Jeff King, a 24-year military veteran, filed for the seat Jan. 2, apparently setting up the first race in this year’s city elections.
But King notified City Hall on Monday that he could not be a candidate until he receives permission from the military.
“A pretty trusty source told me before I applied that it would be OK because of precedent,” King said Monday. “But that was like 10 years ago. And the bottom line is that, after the story (that he’d filed) got out, some regulations were shown to me pretty quickly. Apparently those regulations have become more stringent or are being more strictly enforced.”
King said he would seek permission to run for the City Council seat from the Secretary of the Army. If he gets the go-ahead prior to the noon Jan. 22 filing deadline, he said, the race will be back on with Jeff Vaught.
Vaught, the Ward 3 incumbent whose first term expires this year, filed for re-election on Dec. 3.
Four City Council positions, one for each council ward, will be on the April 2 general election ballot, and a Feb. 26 primary election will be held if more than two candidates for any position file before the Jan. 22 deadline. Michelle Distler filed for re-election to her Ward 4 seat on Dec. 11. The other two incumbents, Dan Pflumm in Ward 1 and Alan Willoughby in Ward 2, have not yet filed but have indicated they plan to do so.
Vaught resides just three blocks away from King. But King said last week that his desire to run had nothing to do with Vaught’s record.
“To me, it’s kind of a continuation of other things I’ve done in my life,” King said.
King currently works as the protection team chief at the Center For Army Lessons Learned at Fort Leavenworth. In that role, he is in charge of analyzing and improving operations in the areas of engineering, military policing, chemicals, force protection and safety, he said. He also has been a public works director, among other military roles, and a homeowners association director in Atlanta.
King, who has lived in Shawnee for 17 months, said he is scheduled to retire in September and end his full-time Army duties in June. Having lived in a half dozen countries and five different states during the past 24 years, King added that he was eager to put his knowledge and passion to serve to work for his new hometown.

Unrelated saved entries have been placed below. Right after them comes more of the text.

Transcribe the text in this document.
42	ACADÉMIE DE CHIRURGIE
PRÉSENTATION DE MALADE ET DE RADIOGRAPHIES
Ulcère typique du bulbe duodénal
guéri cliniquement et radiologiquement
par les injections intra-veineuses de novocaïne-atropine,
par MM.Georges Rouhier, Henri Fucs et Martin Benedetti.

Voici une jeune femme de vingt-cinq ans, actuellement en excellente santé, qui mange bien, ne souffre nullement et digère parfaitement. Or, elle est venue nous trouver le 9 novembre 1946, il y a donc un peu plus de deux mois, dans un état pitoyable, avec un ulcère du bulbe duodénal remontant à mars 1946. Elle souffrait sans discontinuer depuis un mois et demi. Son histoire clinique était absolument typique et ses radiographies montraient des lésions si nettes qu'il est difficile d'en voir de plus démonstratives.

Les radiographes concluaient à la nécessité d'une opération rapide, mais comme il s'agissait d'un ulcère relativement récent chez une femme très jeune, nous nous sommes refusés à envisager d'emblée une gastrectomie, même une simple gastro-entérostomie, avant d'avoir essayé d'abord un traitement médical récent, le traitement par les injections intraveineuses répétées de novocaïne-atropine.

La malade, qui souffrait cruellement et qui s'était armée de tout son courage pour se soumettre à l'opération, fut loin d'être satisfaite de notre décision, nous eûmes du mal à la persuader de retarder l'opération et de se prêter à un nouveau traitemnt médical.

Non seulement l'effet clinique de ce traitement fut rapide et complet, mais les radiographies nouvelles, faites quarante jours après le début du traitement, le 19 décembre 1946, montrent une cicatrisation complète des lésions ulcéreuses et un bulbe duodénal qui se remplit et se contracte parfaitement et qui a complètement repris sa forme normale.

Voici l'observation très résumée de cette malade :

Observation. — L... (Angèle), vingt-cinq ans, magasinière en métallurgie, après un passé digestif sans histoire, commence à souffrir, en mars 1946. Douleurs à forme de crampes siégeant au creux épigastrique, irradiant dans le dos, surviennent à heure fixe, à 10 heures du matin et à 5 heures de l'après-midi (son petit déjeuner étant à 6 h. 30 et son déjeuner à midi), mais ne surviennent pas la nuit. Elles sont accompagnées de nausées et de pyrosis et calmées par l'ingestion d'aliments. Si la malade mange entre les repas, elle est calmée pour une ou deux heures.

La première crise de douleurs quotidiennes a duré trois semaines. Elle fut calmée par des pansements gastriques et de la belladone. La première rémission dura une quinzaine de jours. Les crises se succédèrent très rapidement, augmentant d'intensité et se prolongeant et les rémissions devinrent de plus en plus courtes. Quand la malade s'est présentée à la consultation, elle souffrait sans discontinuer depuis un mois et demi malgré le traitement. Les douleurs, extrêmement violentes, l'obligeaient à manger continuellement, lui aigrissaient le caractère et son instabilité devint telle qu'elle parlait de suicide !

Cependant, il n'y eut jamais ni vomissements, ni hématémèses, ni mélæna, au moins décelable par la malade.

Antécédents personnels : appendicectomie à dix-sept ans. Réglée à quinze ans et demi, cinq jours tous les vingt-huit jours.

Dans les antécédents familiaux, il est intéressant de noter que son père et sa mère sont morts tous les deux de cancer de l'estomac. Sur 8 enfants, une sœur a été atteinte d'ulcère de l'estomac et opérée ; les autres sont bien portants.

“It’s kind of the next step, to represent the people in my area and be part of my local community,” said King, who attended Kansas University and, while growing up, split time between Kansas and Atlanta.
Vaught, who has lived in Shawnee since 1993, is a commercial real estate broker and owner of The Vaught Group, 5720 Nieman Road.
“I like the direction we’re going and want to continue it,” Vaught said when asked why he was seeking re-election. “We’re starting to see some development successes, which was one of the key reasons I ran (in 2010), to work diligently to bring development to Shawnee.”
Vaught said one of his accomplishments had been serving on a governing body that had held the line on property taxes while retaining $19 million in reserves despite a down economy.
“I don’t believe you raise revenue by raising taxes,” he said. “I believe you do it by increasing the tax base through economic development.”
To help spur development, Vaught supported renegotiating landfill impact fees such that Deffenbaugh Industries will soon be paying $3 million rather than $300,000 a year. The city will use half the added revenue to catch up on street maintenance and the other half to finance a new Economic Development Fund.
That fund, Vaught said, will offset the cost of development incentives as well as a suspension of the excise tax, which he recently proposed.
Vaught also has been an advocate for city support of the Eco-Commerce Park, a proposed project near 47th Street and Kansas Highway 7 designed to help the city capture jobs being created in the metropolitan area’s hot industrial development sector.
Vaught is currently president of the City Council and in that role leads meetings of the City Council Committee. The committee, which includes all eight City Council members, was created at Vaught’s suggestion to replace two former four-member committees.
“With the two standing committees, issues would be talked about by four people and then go to the council, where the debating would start all over,” Vaught said.
The new committee allows business to be conducted in a more orderly fashion, he said.
One issue hashed out during committee meetings over the past year was the phasing out of a defined-benefit supplemental pension plan.
“I was a driving force in moving to a defined-contribution plan, which keeps us competitive with other cities and takes away the possible long-term liability of a defined-benefit plan,” Vaught said.